Il sole bacia la mia pelle, riscaldandomi il viso non sentendo più freddo.
Il mio stesso cuore si riscalda e lo sento battere di gioia.
Ma dalla luce al buio è un attimo.
Cado in un vortice nero e oscuro.
Sono spaesata, disorientata e non trovo via d'uscita.
Vago nel vuoto alla cieca, e fa freddo, molto freddo a tal punto da congelarmi.
Come se stesse per arrivare una bufera di neve e travolgermi.
Non trovo una via d'uscita fin quando non incontro un'altra volta quegli occhi azzurri.
Sono apparsi in mezzo a questo buio illuminandomi la via di ritorno.
Sono simili a un porto, un ancora che mi salva ogni qualvolta che cado nel vuoto.
E poi una mano, che si protende verso di me per aiutarmi.
Cerco di afferrarla ma svanisce, e mi ritrovo di nuovo nella vera realtà.

Apro gli occhi di scatto saltando sul letto.
Per un momento mi passa via dalla mente che sono piena di lividi e ferite, ed è lo stesso dolore a farmi ricordare che non devo fare scatti del genere.
Dalle mie labbra esce un lamento molto doloroso, tanto che Ashley sbianca e mi chiede come sto e cosa mi sia passata per la mente.
Molto lentamente mi risistemo sul letto, e riporto l'attenzione su di lei, rassicurandola con un sorriso.

"Sto bene, ho dimenticato di essere ferita e mi sono svegliata di scatto."- la rassicuro.

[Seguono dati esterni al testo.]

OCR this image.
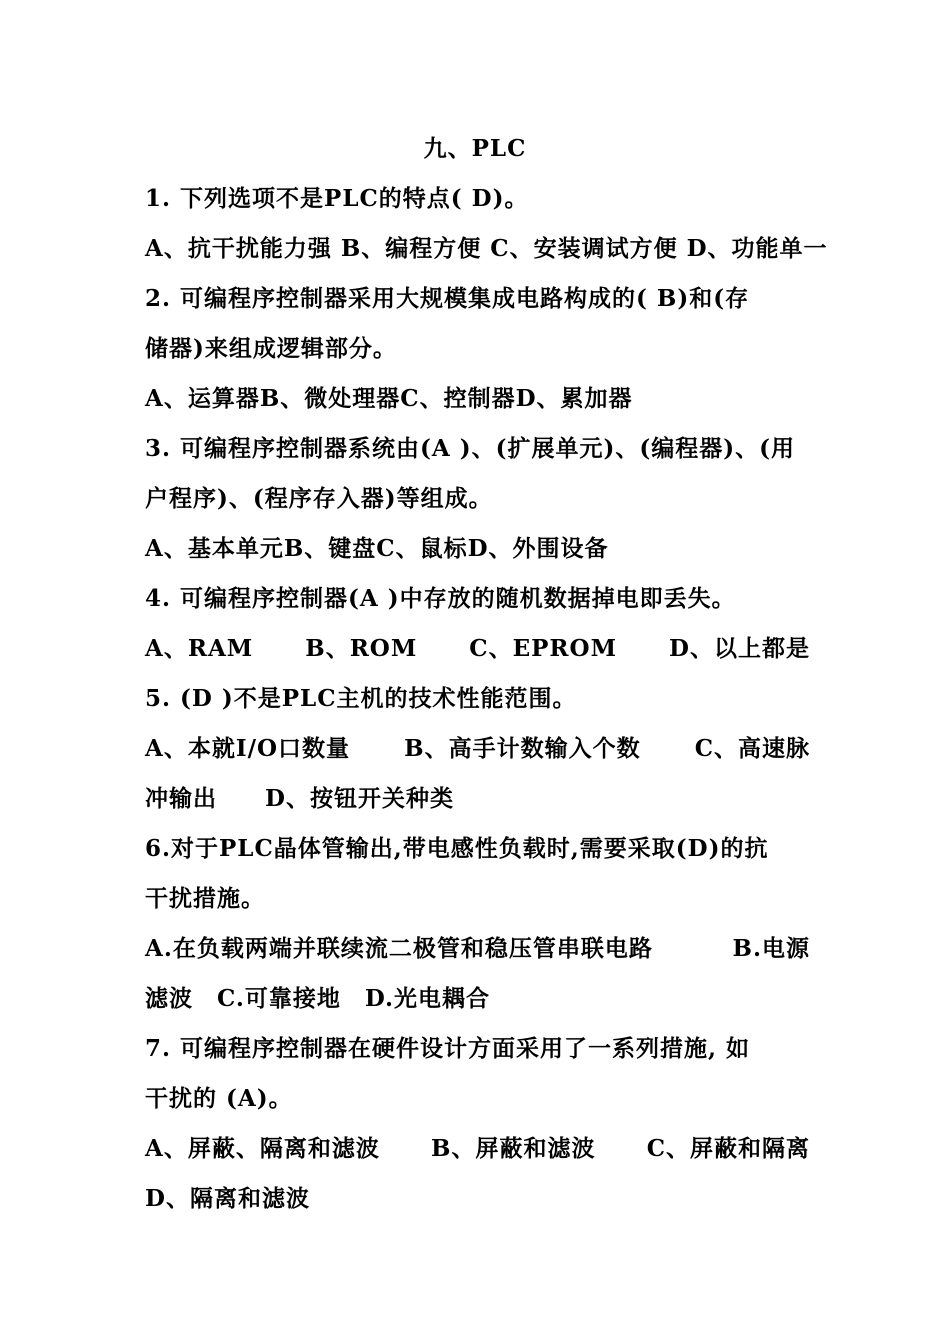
九、PLC
1. 下列选项不是PLC的特点( D)。
A、抗干扰能力强 B、编程方便 C、安装调试方便 D、功能单一
2. 可编程序控制器采用大规模集成电路构成的( B)和(存
储器)来组成逻辑部分。
A、运算器B、微处理器C、控制器D、累加器
3. 可编程序控制器系统由(A )、(扩展单元)、(编程器)、(用
户程序)、(程序存入器)等组成。
A、基本单元B、键盘C、鼠标D、外围设备
4. 可编程序控制器(A )中存放的随机数据掉电即丢失。
A、RAM B、ROM C、EPROM D、以上都是
5. (D )不是PLC主机的技术性能范围。
A、本就I/O口数量 B、高手计数输入个数 C、高速脉
冲输出　　D、按钮开关种类
6.对于PLC晶体管输出,带电感性负载时,需要采取(D)的抗
干扰措施。
A.在负载两端并联续流二极管和稳压管串联电路	B.电源
滤波　C.可靠接地　D.光电耦合
7. 可编程序控制器在硬件设计方面采用了一系列措施, 如
干扰的 (A)。
A、屏蔽、隔离和滤波 B、屏蔽和滤波 C、屏蔽和隔离
D、隔离和滤波
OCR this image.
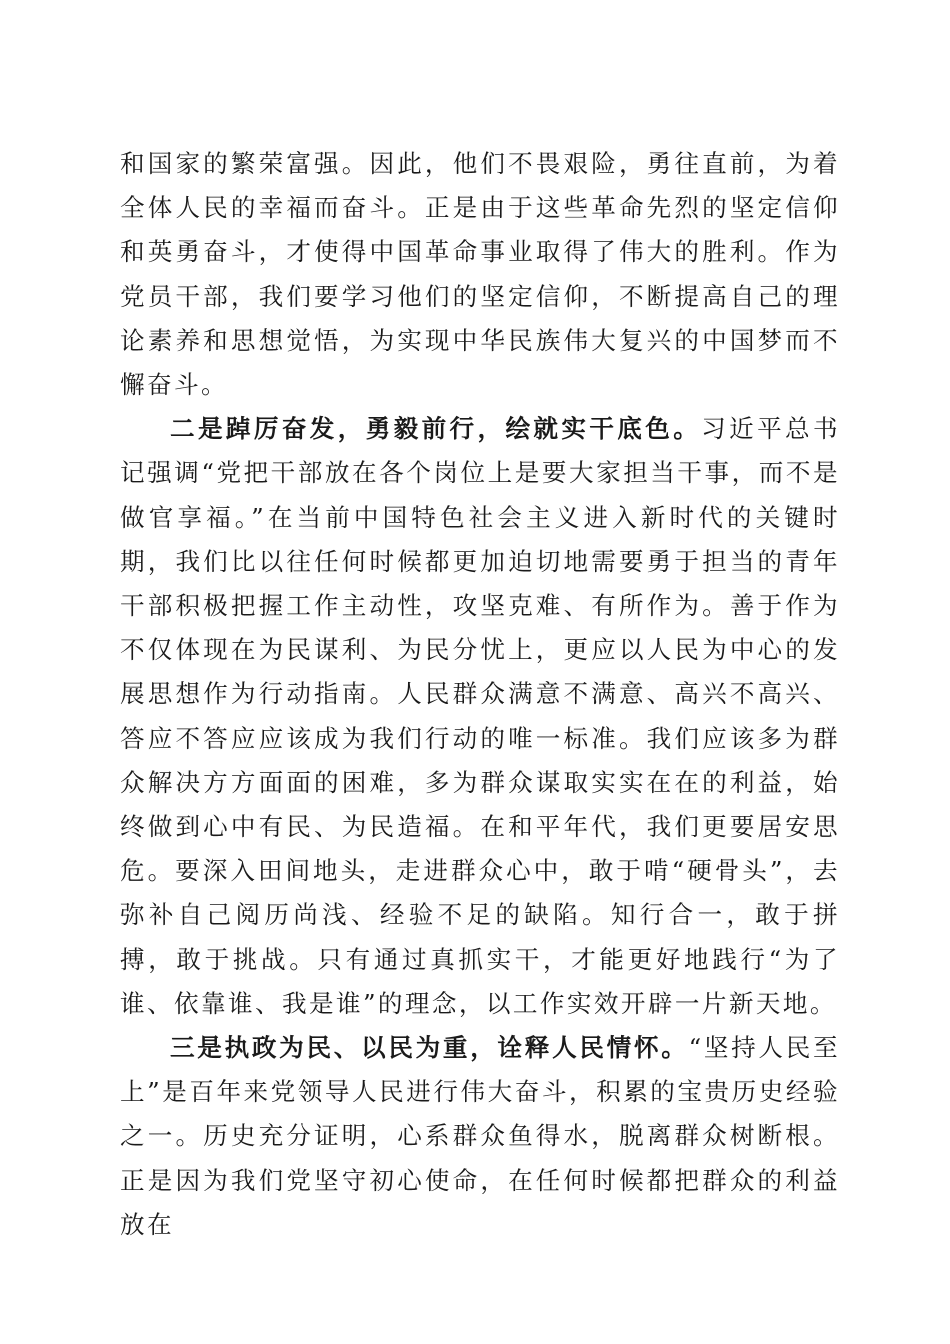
和国家的繁荣富强。因此，他们不畏艰险，勇往直前，为着全体人民的幸福而奋斗。正是由于这些革命先烈的坚定信仰和英勇奋斗，才使得中国革命事业取得了伟大的胜利。作为党员干部，我们要学习他们的坚定信仰，不断提高自己的理论素养和思想觉悟，为实现中华民族伟大复兴的中国梦而不懈奋斗。

二是踔厉奋发，勇毅前行，绘就实干底色。习近平总书记强调“党把干部放在各个岗位上是要大家担当干事，而不是做官享福。”在当前中国特色社会主义进入新时代的关键时期，我们比以往任何时候都更加迫切地需要勇于担当的青年干部积极把握工作主动性，攻坚克难、有所作为。善于作为不仅体现在为民谋利、为民分忧上，更应以人民为中心的发展思想作为行动指南。人民群众满意不满意、高兴不高兴、答应不答应应该成为我们行动的唯一标准。我们应该多为群众解决方方面面的困难，多为群众谋取实实在在的利益，始终做到心中有民、为民造福。在和平年代，我们更要居安思危。要深入田间地头，走进群众心中，敢于啃“硬骨头”，去弥补自己阅历尚浅、经验不足的缺陷。知行合一，敢于拼搏，敢于挑战。只有通过真抓实干，才能更好地践行“为了谁、依靠谁、我是谁”的理念，以工作实效开辟一片新天地。

三是执政为民、以民为重，诠释人民情怀。“坚持人民至上”是百年来党领导人民进行伟大奋斗，积累的宝贵历史经验之一。历史充分证明，心系群众鱼得水，脱离群众树断根。正是因为我们党坚守初心使命，在任何时候都把群众的利益放在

Ashley abbozza un sorriso e mi guarda negli occhi, con quello sguardo dolce e affettuoso riservato solo per poche persone. È inverosimilmente, quell'affetto, quel calore mi arriva forte e chiaro.

"Hai sognato qualcosa di brutto?"- mi domanda dolcemente.

"No, o meglio a tratti. Mi ero persa nel vuoto fin quando quei occhi azzurri non mi hanno riportato alla realtà. Di chi sono quei occhi? Sono di quel ragazzo vero?"- sussurrò supplicando Ashley di darmi qualche risposta.